Because of that, there can be a genuine interchange. Nobody is using their
message to put anybody else down, and nobody has to come down or up to the
other person’s level. Everything is eye-level.
Humility
in the Shambala tradition also involves some kind of playfulness, which is a
sense of hum…. In most religious traditions, you feel humble because of a fear
of punishment, pain, and sin. In the Shambala world you feel full of it. You
feel healthy and good. In fact, you feel proud. Therefore, you feel humility.
That’s one of the Shambala contradictions or, we could say, dichotomies. Real
humility is genuineness.
–Chogyam Trungpa
And finally, practicing with humility and modesty,
practicing being the smallest person in the room, requires thinking about these
wholesome mindstates and then acting from them.
·
Behave without arrogance, conceit and other self-centered
tendencies such as jealousy, envy and an impulse to show off. Behave in ways
that reduce one’s sense of self-importance and that give no-fear by their very
nature. (The giving of no-fear is one of the most important practices of
generosity.)
Remember
and Watch Out for The Three Conceits: I am better than you; I am equal to
you; I am less than you.
Conceit is prone to arise when one
is praised for some particular work or mental quality, usually by others but
sometimes by self. Within limits praise from a knowledgeable person can be
encouraging without becoming a defilement.
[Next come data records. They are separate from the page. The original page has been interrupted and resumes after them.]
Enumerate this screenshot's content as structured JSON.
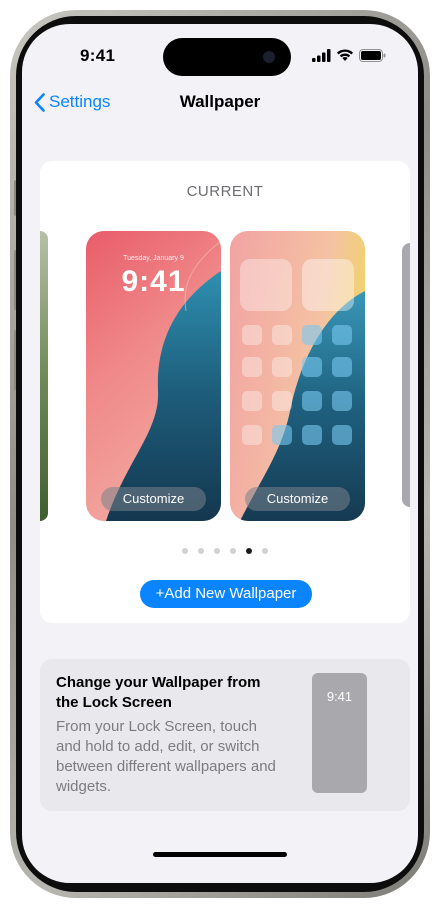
{
  "status_bar": {
    "time": "9:41"
  },
  "nav": {
    "back_label": "Settings",
    "title": "Wallpaper"
  },
  "carousel": {
    "section_label": "CURRENT",
    "lock_screen": {
      "date": "Tuesday, January 9",
      "time": "9:41",
      "customize_label": "Customize"
    },
    "home_screen": {
      "customize_label": "Customize"
    },
    "page_count": 6,
    "active_page": 5
  },
  "add_button_label": "+Add New Wallpaper",
  "tip": {
    "title": "Change your Wallpaper from the Lock Screen",
    "body": "From your Lock Screen, touch and hold to add, edit, or switch between different wallpapers and widgets.",
    "preview_time": "9:41"
  },
  "colors": {
    "accent": "#0a84ff",
    "background": "#f2f2f7"
  }
}
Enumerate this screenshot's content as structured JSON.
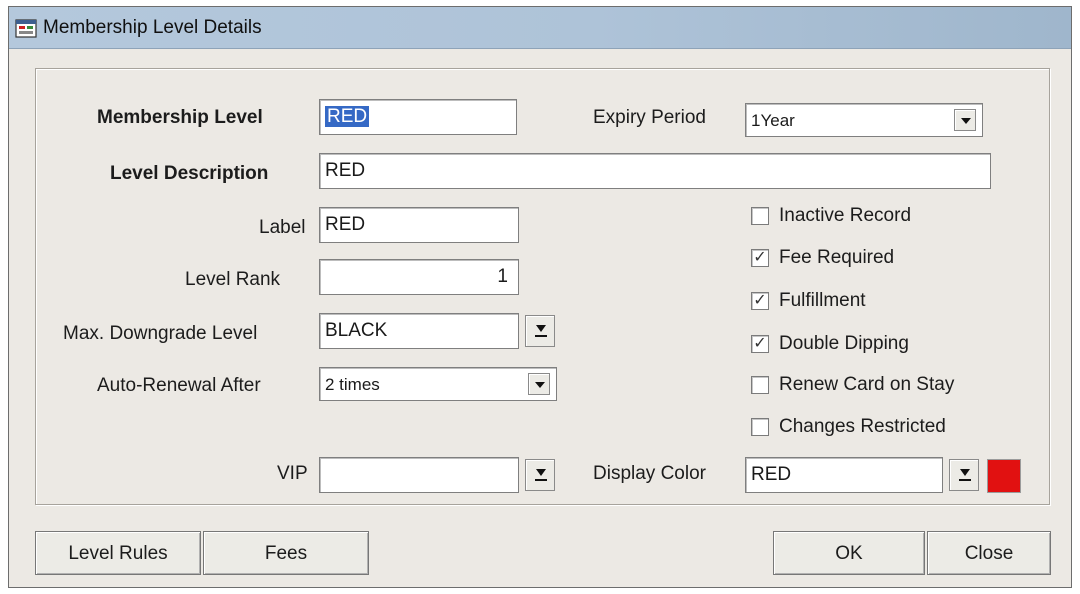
{
  "window": {
    "title": "Membership Level Details"
  },
  "form": {
    "membership_level": {
      "label": "Membership Level",
      "value": "RED"
    },
    "expiry_period": {
      "label": "Expiry Period",
      "value": "1Year"
    },
    "level_description": {
      "label": "Level Description",
      "value": "RED"
    },
    "label": {
      "label": "Label",
      "value": "RED"
    },
    "level_rank": {
      "label": "Level Rank",
      "value": "1"
    },
    "max_downgrade_level": {
      "label": "Max. Downgrade Level",
      "value": "BLACK"
    },
    "auto_renewal_after": {
      "label": "Auto-Renewal After",
      "value": "2 times"
    },
    "vip": {
      "label": "VIP",
      "value": ""
    },
    "display_color": {
      "label": "Display Color",
      "value": "RED",
      "swatch": "#e11111"
    }
  },
  "checkboxes": [
    {
      "label": "Inactive Record",
      "checked": false
    },
    {
      "label": "Fee Required",
      "checked": true
    },
    {
      "label": "Fulfillment",
      "checked": true
    },
    {
      "label": "Double Dipping",
      "checked": true
    },
    {
      "label": "Renew Card on Stay",
      "checked": false
    },
    {
      "label": "Changes Restricted",
      "checked": false
    }
  ],
  "check_mark": "☑",
  "buttons": {
    "level_rules": "Level Rules",
    "fees": "Fees",
    "ok": "OK",
    "close": "Close"
  }
}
The trouble is that too much praise,
particularly if it borders on flattery, makes us proud and arrogant. The ego
sticks out its chest and feels two inches taller; it has a delicious feeling of
security and believes itself to be invulnerable!
This is the nasty sort of pride
that the ancient Greeks called hubris;
it was looked upon as an insult to the gods, and when the Olympians found a man
suffering from it they unloosed Nemesis, the goddess of revenge, who brought
him to death or destruction. I am not suggesting we kill everyone who feels
proud, but just that we watch ourselves carefully so we can stay humble and
modest without pride overriding those wholesome mindstates, which is pride’s
tendency.
·
Respect others by having a compassionate
interest in them, without a desire to please or to impress. This allows us to
do what is appropriate without distortion or suffering. It also allows us to
see that right speech, which is grounded in compassion, often leads us to be
silent.
·
Relate to others without the need to make your
understandings and opinions right and heard, protected or defended. Listen
without the need to express and without the need to assert or protect and
defend your understandings or opinions. The point of listening is not to
express what we already know; that’s conceit. Ultimately, humility and modesty
are teaching us not to process everything from a position of I-me-my-mine.
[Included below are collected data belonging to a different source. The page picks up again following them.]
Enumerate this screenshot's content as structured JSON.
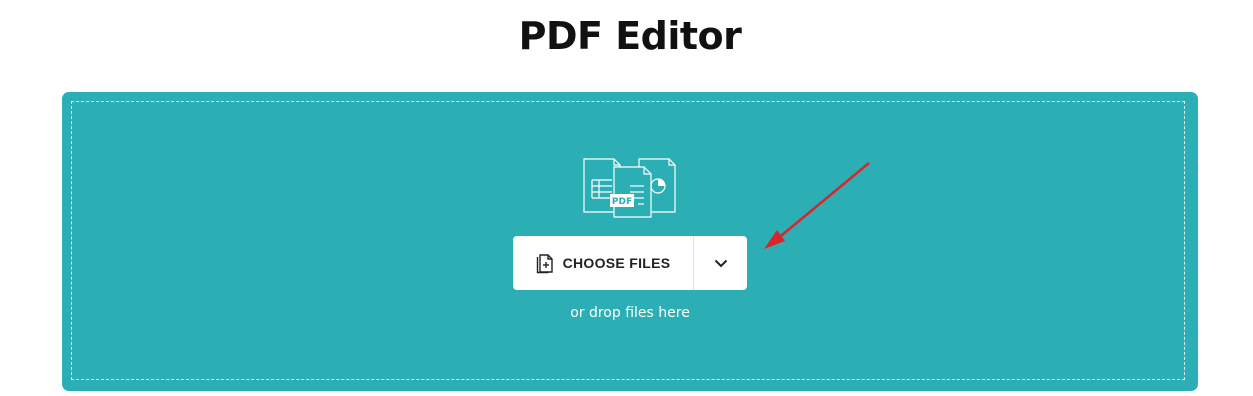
{
  "page": {
    "title": "PDF Editor"
  },
  "upload": {
    "choose_label": "CHOOSE FILES",
    "drop_hint": "or drop files here",
    "illustration_badge": "PDF"
  },
  "icons": {
    "file_add": "file-plus-icon",
    "dropdown": "chevron-down-icon",
    "illustration": "documents-illustration-icon"
  },
  "colors": {
    "panel": "#2bafb5",
    "button_bg": "#ffffff",
    "annotation_arrow": "#d9262b"
  }
}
Modesty and humility allow us to walk through life calmly
and peacefully, doing what is needed, reasonable and appropriate with
discomfort or stress.
To make these virtues, these positive mindstates, into our
default setting so they arise naturally without us having to activate them in
the face of pride or conceit, in the face of self-deprecation or
self-aggrandizement, we need to flood our mind with a commitment to humility
and modesty. The easiest way to initiate this is through recitation, or
chanting.
Set a timer for 10 minutes. Sit quietly for a minute or two,
relaxing your body and mindfully watching your breath. Take long slow deep
breaths. Then repeat, over and over, either out loud to yourself: In
each and every moment, I vow to be the smallest person in the room.
Do this once or twice a day, for several weeks, until you
sense that humility and modesty are arising naturally in you at times when you
might otherwise have become angry or arrogant or wanting your way.
Then make this an occasional practice. Perhaps chant it in
the car for a couple of minutes to keep it fresh in your mind, or when you’re
showering or brushing your teeth; anytime you are alone and not doing anything
that requires much attention, just recite “I
vow to be the smallest person in the room” a few times.